De tekst in een titelblok aan recordgegevens linken

Dankzij speciale knoppen die beschikbaar zijn in de bewerkmodus, kunt u de tekst in een titelblok linken aan de records van het bestand opdat de tekst automatisch wordt bijgewerkt op basis van de recordgegevens.

Om de tekst in een titelblok aan de records van het bestand te linken:

1.      Activeer de bewerkmodus van een geselecteerd bladkader volgens een van deze werkwijzen:

       Open het tabblad Titelblok van het dialoogvenster ‘Instellingen bladkader’ en klik op de knop Bewerk opmaak titelblok; de huidige instellingen worden bewaard en het dialoogvenster wordt gesloten alvorens de bewerkmodus wordt geactiveerd.

       Klik op de knop Bewerk opmaak titelblok in het Infopalet.

       Klik rechts op het object en selecteer het commando Bewerk in het contextmenu. Wanneer het dialoogvenster ‘Bewerk bladkader’ verschijnt, duidt u de optie Opmaak titelblok aan.

       Selecteer het gewenste bladkader en ga naar het menu Bewerk > Bewerk bladkader.

Veel bladkaderstijlen laten geen wijzigingen toe aan de opmaak van een individueel object in de tekening; in zo’n gevallen is de bewerkmodus niet toegankelijk. U kunt wel de opmaak van de objectstijl bewerken, maar dit zal invloed hebben op de opmaak van alle bladkaders die díe stijl gebruiken.

2.Selecteert het tekstblok waarvoor u een link wilt creëren; tekstobjecten worden in het Infopalet benoemd als “Tekst in titelblok”.

3.Selecteer in de sectie ‘Titelblok gegevens’, onderaan het infopalet, het gewenste Type veld:

       ‘Niet koppelen’ zorgt ervoor dat u de tekst rechtstreeks in het tekstveld kunt aanpassen.

       ‘Waarde koppelen’ stelt u in staat om een link tot stand te brengen tussen de tekst en een van de records die aan het bladkader gekoppeld zijn.

       ‘Stempel’ maakt dat het geselecteerde tekstblok zal worden gebruikt voor de stempel van het titelblok.
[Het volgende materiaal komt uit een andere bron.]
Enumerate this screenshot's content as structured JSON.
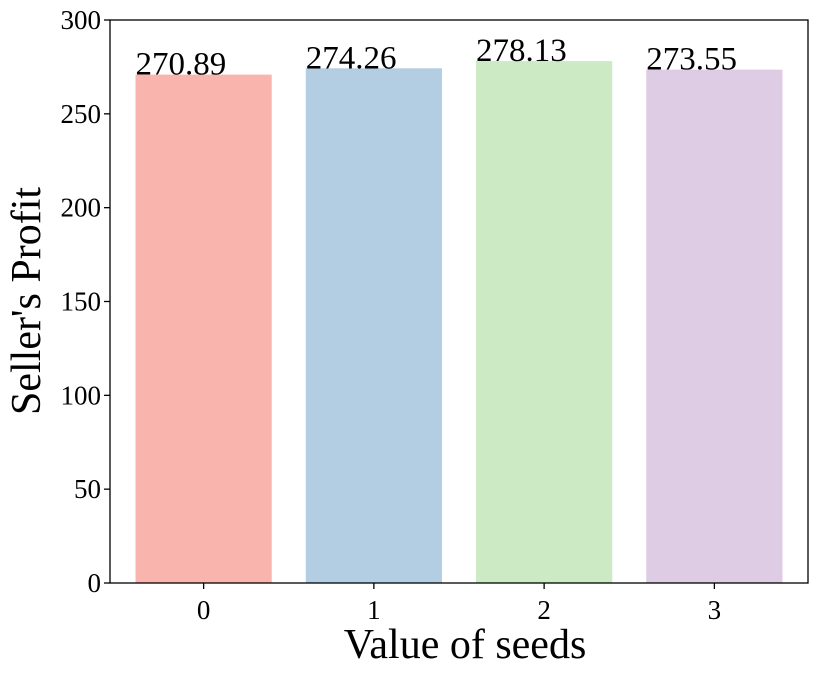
{
  "chart_data": {
    "type": "bar",
    "categories": [
      "0",
      "1",
      "2",
      "3"
    ],
    "values": [
      270.89,
      274.26,
      278.13,
      273.55
    ],
    "data_labels": [
      "270.89",
      "274.26",
      "278.13",
      "273.55"
    ],
    "xlabel": "Value of seeds",
    "ylabel": "Seller's Profit",
    "ylim": [
      0,
      300
    ],
    "yticks": [
      "0",
      "50",
      "100",
      "150",
      "200",
      "250",
      "300"
    ],
    "grid": false,
    "colors": [
      "#fab4ae",
      "#b3cde3",
      "#ccebc5",
      "#decbe4"
    ]
  }
}
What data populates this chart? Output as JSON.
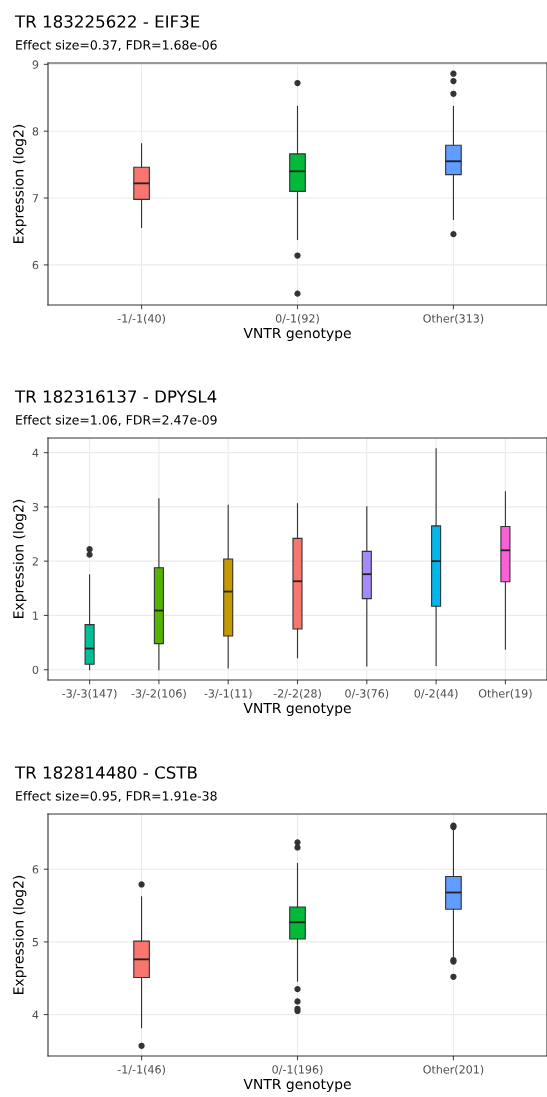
{
  "chart_data": [
    {
      "type": "box",
      "title": "TR 183225622 - EIF3E",
      "subtitle": "Effect size=0.37, FDR=1.68e-06",
      "xlabel": "VNTR genotype",
      "ylabel": "Expression (log2)",
      "categories": [
        "-1/-1(40)",
        "0/-1(92)",
        "Other(313)"
      ],
      "colors": [
        "#f8766d",
        "#00ba38",
        "#619cff"
      ],
      "boxes": [
        {
          "low": 6.56,
          "q1": 6.98,
          "median": 7.22,
          "q3": 7.46,
          "high": 7.81
        },
        {
          "low": 6.38,
          "q1": 7.1,
          "median": 7.4,
          "q3": 7.66,
          "high": 8.37,
          "outliers": [
            6.14,
            5.57,
            8.72
          ]
        },
        {
          "low": 6.68,
          "q1": 7.35,
          "median": 7.55,
          "q3": 7.79,
          "high": 8.37,
          "outliers": [
            6.46,
            8.56,
            8.75,
            8.86
          ]
        }
      ],
      "ylim": [
        5.4,
        9.02
      ],
      "yticks": [
        6,
        7,
        8,
        9
      ],
      "grid": true
    },
    {
      "type": "box",
      "title": "TR 182316137 - DPYSL4",
      "subtitle": "Effect size=1.06, FDR=2.47e-09",
      "xlabel": "VNTR genotype",
      "ylabel": "Expression (log2)",
      "categories": [
        "-3/-3(147)",
        "-3/-2(106)",
        "-3/-1(11)",
        "-2/-2(28)",
        "0/-3(76)",
        "0/-2(44)",
        "Other(19)"
      ],
      "colors": [
        "#00c094",
        "#53b400",
        "#c49a00",
        "#f8766d",
        "#a58aff",
        "#00b6eb",
        "#fb61d7"
      ],
      "boxes": [
        {
          "low": 0.0,
          "q1": 0.1,
          "median": 0.39,
          "q3": 0.83,
          "high": 1.75,
          "outliers": [
            2.12,
            2.22
          ]
        },
        {
          "low": 0.0,
          "q1": 0.48,
          "median": 1.09,
          "q3": 1.88,
          "high": 3.15
        },
        {
          "low": 0.03,
          "q1": 0.62,
          "median": 1.44,
          "q3": 2.04,
          "high": 3.03
        },
        {
          "low": 0.22,
          "q1": 0.75,
          "median": 1.63,
          "q3": 2.42,
          "high": 3.06
        },
        {
          "low": 0.07,
          "q1": 1.31,
          "median": 1.76,
          "q3": 2.18,
          "high": 3.0
        },
        {
          "low": 0.08,
          "q1": 1.17,
          "median": 2.0,
          "q3": 2.65,
          "high": 4.07
        },
        {
          "low": 0.38,
          "q1": 1.62,
          "median": 2.2,
          "q3": 2.64,
          "high": 3.28
        }
      ],
      "ylim": [
        -0.19,
        4.27
      ],
      "yticks": [
        0,
        1,
        2,
        3,
        4
      ],
      "grid": true
    },
    {
      "type": "box",
      "title": "TR 182814480 - CSTB",
      "subtitle": "Effect size=0.95, FDR=1.91e-38",
      "xlabel": "VNTR genotype",
      "ylabel": "Expression (log2)",
      "categories": [
        "-1/-1(46)",
        "0/-1(196)",
        "Other(201)"
      ],
      "colors": [
        "#f8766d",
        "#00ba38",
        "#619cff"
      ],
      "boxes": [
        {
          "low": 3.82,
          "q1": 4.51,
          "median": 4.76,
          "q3": 5.01,
          "high": 5.62,
          "outliers": [
            3.57,
            5.79
          ]
        },
        {
          "low": 4.46,
          "q1": 5.04,
          "median": 5.27,
          "q3": 5.48,
          "high": 6.08,
          "outliers": [
            4.05,
            4.08,
            4.18,
            4.35,
            6.3,
            6.37
          ]
        },
        {
          "low": 4.79,
          "q1": 5.45,
          "median": 5.68,
          "q3": 5.9,
          "high": 6.55,
          "outliers": [
            4.52,
            4.73,
            4.75,
            6.58,
            6.6
          ]
        }
      ],
      "ylim": [
        3.43,
        6.76
      ],
      "yticks": [
        4,
        5,
        6
      ],
      "grid": true
    }
  ]
}
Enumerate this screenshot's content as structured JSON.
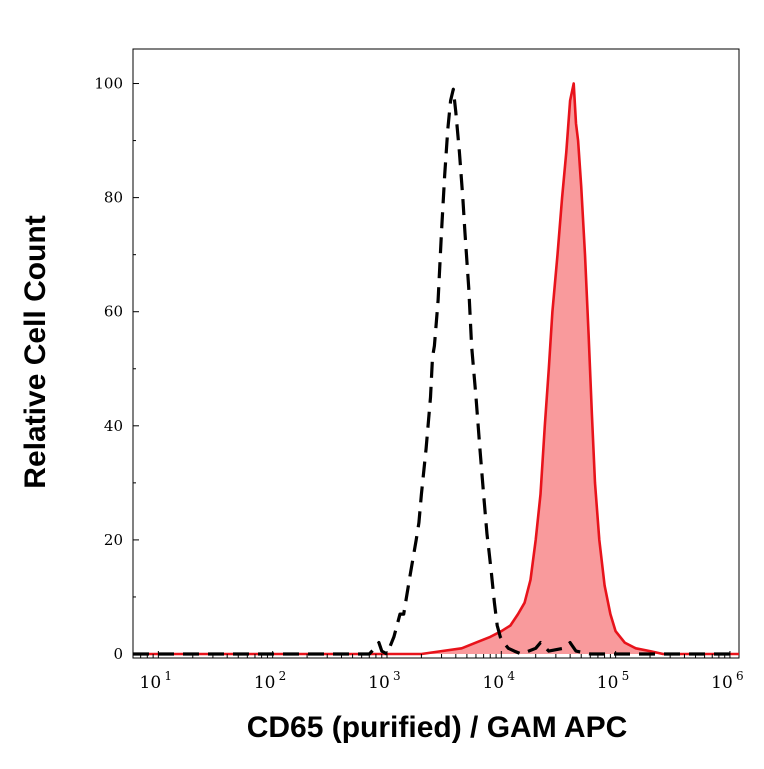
{
  "chart_data": {
    "type": "area",
    "title": "",
    "xlabel": "CD65 (purified) / GAM APC",
    "ylabel": "Relative Cell Count",
    "x_scale": "log",
    "xlim": [
      6,
      1200000
    ],
    "ylim": [
      0,
      105
    ],
    "y_ticks": [
      0,
      20,
      40,
      60,
      80,
      100
    ],
    "y_tick_labels": [
      "0",
      "20",
      "40",
      "60",
      "80",
      "100"
    ],
    "x_ticks": [
      {
        "value": 10,
        "base": "10",
        "exp": "1"
      },
      {
        "value": 100,
        "base": "10",
        "exp": "2"
      },
      {
        "value": 1000,
        "base": "10",
        "exp": "3"
      },
      {
        "value": 10000,
        "base": "10",
        "exp": "4"
      },
      {
        "value": 100000,
        "base": "10",
        "exp": "5"
      },
      {
        "value": 1000000,
        "base": "10",
        "exp": "6"
      }
    ],
    "grid": false,
    "legend": "none",
    "series": [
      {
        "style": "dashed",
        "color": "#000000",
        "fill": "none",
        "points": [
          [
            6,
            0
          ],
          [
            700,
            0
          ],
          [
            780,
            1
          ],
          [
            850,
            2
          ],
          [
            900,
            0.5
          ],
          [
            1000,
            0
          ],
          [
            1150,
            3
          ],
          [
            1300,
            7
          ],
          [
            1400,
            7
          ],
          [
            1600,
            14
          ],
          [
            1800,
            20
          ],
          [
            1900,
            23
          ],
          [
            2000,
            28
          ],
          [
            2200,
            36
          ],
          [
            2400,
            45
          ],
          [
            2500,
            52
          ],
          [
            2600,
            54
          ],
          [
            2800,
            62
          ],
          [
            3000,
            74
          ],
          [
            3200,
            84
          ],
          [
            3400,
            92
          ],
          [
            3600,
            97
          ],
          [
            3800,
            99
          ],
          [
            4000,
            95
          ],
          [
            4300,
            88
          ],
          [
            4600,
            80
          ],
          [
            4800,
            74
          ],
          [
            5200,
            64
          ],
          [
            5500,
            54
          ],
          [
            6000,
            45
          ],
          [
            6500,
            36
          ],
          [
            7000,
            28
          ],
          [
            7500,
            21
          ],
          [
            7800,
            18
          ],
          [
            8200,
            14
          ],
          [
            8700,
            9
          ],
          [
            9200,
            5
          ],
          [
            9800,
            3
          ],
          [
            10500,
            2
          ],
          [
            11500,
            1
          ],
          [
            13000,
            0.5
          ],
          [
            15000,
            0
          ],
          [
            20000,
            1
          ],
          [
            22000,
            2
          ],
          [
            26000,
            0.5
          ],
          [
            35000,
            1
          ],
          [
            40000,
            2
          ],
          [
            45000,
            0.5
          ],
          [
            60000,
            0
          ],
          [
            1200000,
            0
          ]
        ]
      },
      {
        "style": "solid",
        "color": "#e8131b",
        "fill": "#f99a9c",
        "points": [
          [
            6,
            0
          ],
          [
            2000,
            0
          ],
          [
            3000,
            0.5
          ],
          [
            4500,
            1
          ],
          [
            6000,
            2
          ],
          [
            8000,
            3
          ],
          [
            10000,
            4
          ],
          [
            12000,
            5
          ],
          [
            14000,
            7
          ],
          [
            16000,
            9
          ],
          [
            18000,
            13
          ],
          [
            20000,
            20
          ],
          [
            22000,
            28
          ],
          [
            24000,
            40
          ],
          [
            26000,
            50
          ],
          [
            28000,
            60
          ],
          [
            31000,
            70
          ],
          [
            34000,
            80
          ],
          [
            37000,
            88
          ],
          [
            40000,
            97
          ],
          [
            43000,
            100
          ],
          [
            45000,
            93
          ],
          [
            47000,
            90
          ],
          [
            50000,
            82
          ],
          [
            54000,
            70
          ],
          [
            58000,
            56
          ],
          [
            62000,
            42
          ],
          [
            66000,
            30
          ],
          [
            72000,
            20
          ],
          [
            80000,
            12
          ],
          [
            90000,
            7
          ],
          [
            100000,
            4
          ],
          [
            120000,
            2
          ],
          [
            150000,
            1
          ],
          [
            200000,
            0.5
          ],
          [
            260000,
            0
          ],
          [
            1200000,
            0
          ]
        ]
      }
    ]
  }
}
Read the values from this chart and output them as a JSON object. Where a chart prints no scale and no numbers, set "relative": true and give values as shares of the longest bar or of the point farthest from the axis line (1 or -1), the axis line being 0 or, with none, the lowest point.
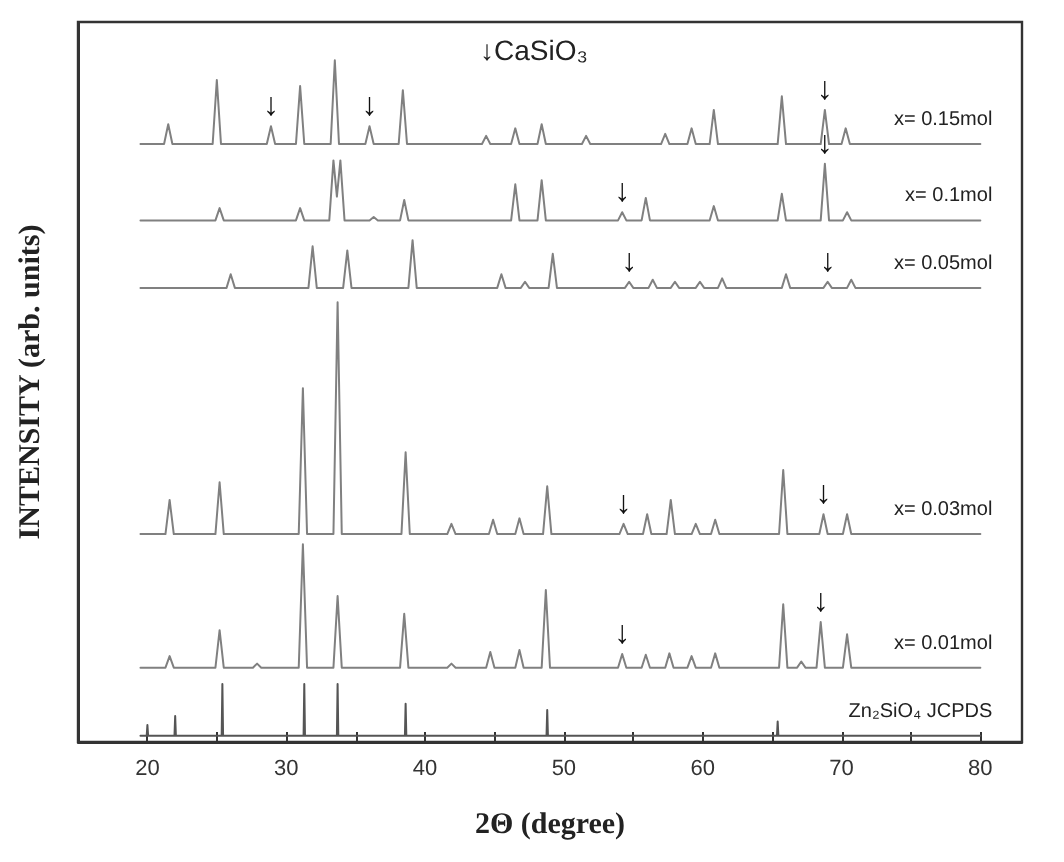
{
  "chart_data": {
    "type": "line",
    "relative": true,
    "xlabel": "2Θ (degree)",
    "ylabel": "INTENSITY (arb. units)",
    "xlim": [
      15,
      83
    ],
    "xticks": [
      20,
      {
        "value": 25,
        "label": null
      },
      30,
      {
        "value": 35,
        "label": null
      },
      40,
      {
        "value": 45,
        "label": null
      },
      50,
      {
        "value": 55,
        "label": null
      },
      60,
      {
        "value": 65,
        "label": null
      },
      70,
      {
        "value": 75,
        "label": null
      },
      80
    ],
    "grid": false,
    "legend": false,
    "marker": "none",
    "line_style": "solid",
    "series": [
      {
        "name": "x= 0.15mol",
        "color": "#808080",
        "x": [
          19.5,
          21.2,
          21.5,
          21.8,
          24.7,
          25.0,
          25.3,
          28.6,
          28.9,
          29.2,
          30.7,
          31.0,
          31.3,
          33.2,
          33.5,
          33.8,
          35.7,
          36.0,
          36.3,
          38.1,
          38.4,
          38.7,
          44.1,
          44.4,
          44.7,
          46.2,
          46.5,
          46.8,
          48.1,
          48.4,
          48.7,
          51.3,
          51.6,
          51.9,
          57.0,
          57.3,
          57.6,
          58.9,
          59.2,
          59.5,
          60.5,
          60.8,
          61.1,
          65.4,
          65.7,
          66.0,
          68.5,
          68.8,
          69.1,
          70.0,
          70.3,
          70.6,
          80
        ],
        "values": [
          0.877,
          0.877,
          0.906,
          0.877,
          0.877,
          0.971,
          0.877,
          0.877,
          0.903,
          0.877,
          0.877,
          0.962,
          0.877,
          0.877,
          1,
          0.877,
          0.877,
          0.903,
          0.877,
          0.877,
          0.956,
          0.877,
          0.877,
          0.889,
          0.877,
          0.877,
          0.9,
          0.877,
          0.877,
          0.906,
          0.877,
          0.877,
          0.889,
          0.877,
          0.877,
          0.892,
          0.877,
          0.877,
          0.9,
          0.877,
          0.877,
          0.927,
          0.877,
          0.877,
          0.947,
          0.877,
          0.877,
          0.927,
          0.877,
          0.877,
          0.9,
          0.877,
          0.877
        ]
      },
      {
        "name": "x= 0.1mol",
        "color": "#808080",
        "x": [
          19.5,
          24.9,
          25.2,
          25.5,
          30.7,
          31.0,
          31.3,
          33.1,
          33.4,
          33.65,
          33.9,
          34.2,
          36.0,
          36.3,
          36.6,
          38.2,
          38.5,
          38.8,
          46.2,
          46.5,
          46.8,
          48.1,
          48.4,
          48.7,
          53.9,
          54.2,
          54.5,
          55.6,
          55.9,
          56.2,
          60.5,
          60.8,
          61.1,
          65.4,
          65.7,
          66.0,
          68.5,
          68.8,
          69.1,
          70.1,
          70.4,
          70.7,
          80
        ],
        "values": [
          0.765,
          0.765,
          0.783,
          0.765,
          0.765,
          0.783,
          0.765,
          0.765,
          0.853,
          0.8,
          0.853,
          0.765,
          0.765,
          0.77,
          0.765,
          0.765,
          0.795,
          0.765,
          0.765,
          0.818,
          0.765,
          0.765,
          0.824,
          0.765,
          0.765,
          0.777,
          0.765,
          0.765,
          0.798,
          0.765,
          0.765,
          0.786,
          0.765,
          0.765,
          0.804,
          0.765,
          0.765,
          0.848,
          0.765,
          0.765,
          0.777,
          0.765,
          0.765
        ]
      },
      {
        "name": "x= 0.05mol",
        "color": "#808080",
        "x": [
          19.5,
          25.7,
          26.0,
          26.3,
          31.6,
          31.9,
          32.2,
          34.1,
          34.4,
          34.7,
          38.8,
          39.1,
          39.4,
          45.2,
          45.5,
          45.8,
          46.9,
          47.2,
          47.5,
          48.9,
          49.2,
          49.5,
          54.4,
          54.7,
          55.0,
          56.1,
          56.4,
          56.7,
          57.7,
          58.0,
          58.3,
          59.5,
          59.8,
          60.1,
          61.1,
          61.4,
          61.7,
          65.7,
          66.0,
          66.3,
          68.7,
          69.0,
          69.3,
          70.4,
          70.7,
          71.0,
          80
        ],
        "values": [
          0.666,
          0.666,
          0.686,
          0.666,
          0.666,
          0.727,
          0.666,
          0.666,
          0.721,
          0.666,
          0.666,
          0.736,
          0.666,
          0.666,
          0.686,
          0.666,
          0.666,
          0.675,
          0.666,
          0.666,
          0.716,
          0.666,
          0.666,
          0.675,
          0.666,
          0.666,
          0.678,
          0.666,
          0.666,
          0.675,
          0.666,
          0.666,
          0.675,
          0.666,
          0.666,
          0.68,
          0.666,
          0.666,
          0.686,
          0.666,
          0.666,
          0.675,
          0.666,
          0.666,
          0.678,
          0.666,
          0.666
        ]
      },
      {
        "name": "x= 0.03mol",
        "color": "#808080",
        "x": [
          19.5,
          21.3,
          21.6,
          21.9,
          24.9,
          25.2,
          25.5,
          30.9,
          31.2,
          31.5,
          33.4,
          33.7,
          34.0,
          38.3,
          38.6,
          38.9,
          41.6,
          41.9,
          42.2,
          44.6,
          44.9,
          45.2,
          46.5,
          46.8,
          47.1,
          48.5,
          48.8,
          49.1,
          54.0,
          54.3,
          54.6,
          55.7,
          56.0,
          56.3,
          57.4,
          57.7,
          58.0,
          59.2,
          59.5,
          59.8,
          60.6,
          60.9,
          61.2,
          65.5,
          65.8,
          66.1,
          68.4,
          68.7,
          69.0,
          70.1,
          70.4,
          70.7,
          80
        ],
        "values": [
          0.305,
          0.305,
          0.355,
          0.305,
          0.305,
          0.381,
          0.305,
          0.305,
          0.519,
          0.305,
          0.305,
          0.645,
          0.305,
          0.305,
          0.425,
          0.305,
          0.305,
          0.32,
          0.305,
          0.305,
          0.326,
          0.305,
          0.305,
          0.328,
          0.305,
          0.305,
          0.375,
          0.305,
          0.305,
          0.32,
          0.305,
          0.305,
          0.334,
          0.305,
          0.305,
          0.355,
          0.305,
          0.305,
          0.32,
          0.305,
          0.305,
          0.326,
          0.305,
          0.305,
          0.399,
          0.305,
          0.305,
          0.334,
          0.305,
          0.305,
          0.334,
          0.305,
          0.305
        ]
      },
      {
        "name": "x= 0.01mol",
        "color": "#808080",
        "x": [
          19.5,
          21.3,
          21.6,
          21.9,
          24.9,
          25.2,
          25.5,
          27.6,
          27.9,
          28.2,
          30.9,
          31.2,
          31.5,
          33.4,
          33.7,
          34.0,
          38.2,
          38.5,
          38.8,
          41.6,
          41.9,
          42.2,
          44.4,
          44.7,
          45.0,
          46.5,
          46.8,
          47.1,
          48.4,
          48.7,
          49.0,
          53.9,
          54.2,
          54.5,
          55.6,
          55.9,
          56.2,
          57.3,
          57.6,
          57.9,
          58.9,
          59.2,
          59.5,
          60.6,
          60.9,
          61.2,
          65.5,
          65.8,
          66.1,
          66.8,
          67.1,
          67.4,
          68.2,
          68.5,
          68.8,
          70.1,
          70.4,
          70.7,
          80
        ],
        "values": [
          0.109,
          0.109,
          0.126,
          0.109,
          0.109,
          0.164,
          0.109,
          0.109,
          0.115,
          0.109,
          0.109,
          0.29,
          0.109,
          0.109,
          0.214,
          0.109,
          0.109,
          0.188,
          0.109,
          0.109,
          0.115,
          0.109,
          0.109,
          0.132,
          0.109,
          0.109,
          0.135,
          0.109,
          0.109,
          0.223,
          0.109,
          0.109,
          0.129,
          0.109,
          0.109,
          0.128,
          0.109,
          0.109,
          0.13,
          0.109,
          0.109,
          0.126,
          0.109,
          0.109,
          0.13,
          0.109,
          0.109,
          0.202,
          0.109,
          0.109,
          0.118,
          0.109,
          0.109,
          0.176,
          0.109,
          0.109,
          0.158,
          0.109,
          0.109
        ]
      },
      {
        "name": "Zn₂SiO₄ JCPDS",
        "color": "#555555",
        "x": [
          19.5,
          19.95,
          20.0,
          20.05,
          21.95,
          22.0,
          22.05,
          25.35,
          25.4,
          25.45,
          31.25,
          31.3,
          31.35,
          33.65,
          33.7,
          33.75,
          38.55,
          38.6,
          38.65,
          48.75,
          48.8,
          48.85,
          65.35,
          65.4,
          65.45,
          80
        ],
        "values": [
          0.009,
          0.009,
          0.025,
          0.009,
          0.009,
          0.038,
          0.009,
          0.009,
          0.085,
          0.009,
          0.009,
          0.085,
          0.009,
          0.009,
          0.085,
          0.009,
          0.009,
          0.056,
          0.009,
          0.009,
          0.047,
          0.009,
          0.009,
          0.03,
          0.009,
          0.009
        ]
      }
    ],
    "annotations": [
      "↓CaSiO₃",
      {
        "text": "↓",
        "x": 28.9,
        "y": 0.903
      },
      {
        "text": "↓",
        "x": 36.0,
        "y": 0.903
      },
      {
        "text": "↓",
        "x": 68.8,
        "y": 0.927
      },
      {
        "text": "↓",
        "x": 54.2,
        "y": 0.777
      },
      {
        "text": "↓",
        "x": 68.8,
        "y": 0.848
      },
      {
        "text": "↓",
        "x": 54.7,
        "y": 0.675
      },
      {
        "text": "↓",
        "x": 69.0,
        "y": 0.675
      },
      {
        "text": "↓",
        "x": 54.3,
        "y": 0.32
      },
      {
        "text": "↓",
        "x": 68.7,
        "y": 0.334
      },
      {
        "text": "↓",
        "x": 54.2,
        "y": 0.129
      },
      {
        "text": "↓",
        "x": 68.5,
        "y": 0.176
      }
    ]
  }
}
Als u voor meerdere tekstvelden de optie ‘Stempel’ selecteert, zal alleen het eerste tekstveld waarvoor u dit deed, als stempel worden gebruikt; de andere velden blijven gewone tekstblokken. Als u voor geen enkel tekstblok de optie ‘Stempel’ selecteert, wordt de optie Toon stempel in het dialoogvenster ‘Instellingen bladkader’ uitgevinkt. Tekst stempel en andere parameters kunt u instellen in het dialoogvenster ‘Instellingen bladkader’.

4.Kiest u bij Type veld voor de optie ‘Waarde koppelen’, selecteer dan bij Parameter het recordveld op basis waarvan u het tekstblok wenst in te vullen.

Als u de waarde in het geselecteerde recordveld bewerkt via het dialoogvenster Instellingen bladkader, wordt het tekstblok automatisch bijgewerkt naar de huidige waarde.

5.Indien het titelblok niet slechts de waarde van één gegevensveld, maar een combinatie van gegevens moet bevatten, selecteert u de optie ‘Op maat’ in de keuzelijst Parameter.

Hiermee krijgt u toegang tot de parameter Type die een lijst met combinaties voorziet.

6.Selecteer het gewenste Type gegevenscombinatie.

7.Om uw eigen combinatie te creëren en toe te voegen aan de keuzelijst Type, volgt u een van deze werkwijzen:

       Selecteer de optie ‘Type toevoegen’ om een volledig nieuwe gegevenscombinatie te creëren.

       Selecteer in keuzelijst Type de optie die het meest aanleunt bij de informatie die u nodig heeft, en klik dan op de knop Bewerk type op maat.

Het dialoogvenster ‘Bewerk gekoppelde tekst op maat’ wordt geopend.

8.Geef de gewenste instellingen op. De naam van het nieuwe type op maat verschijnt in de keuzelijst Type.

9.Herhaal de stappen eventueel voor andere tekstblokken.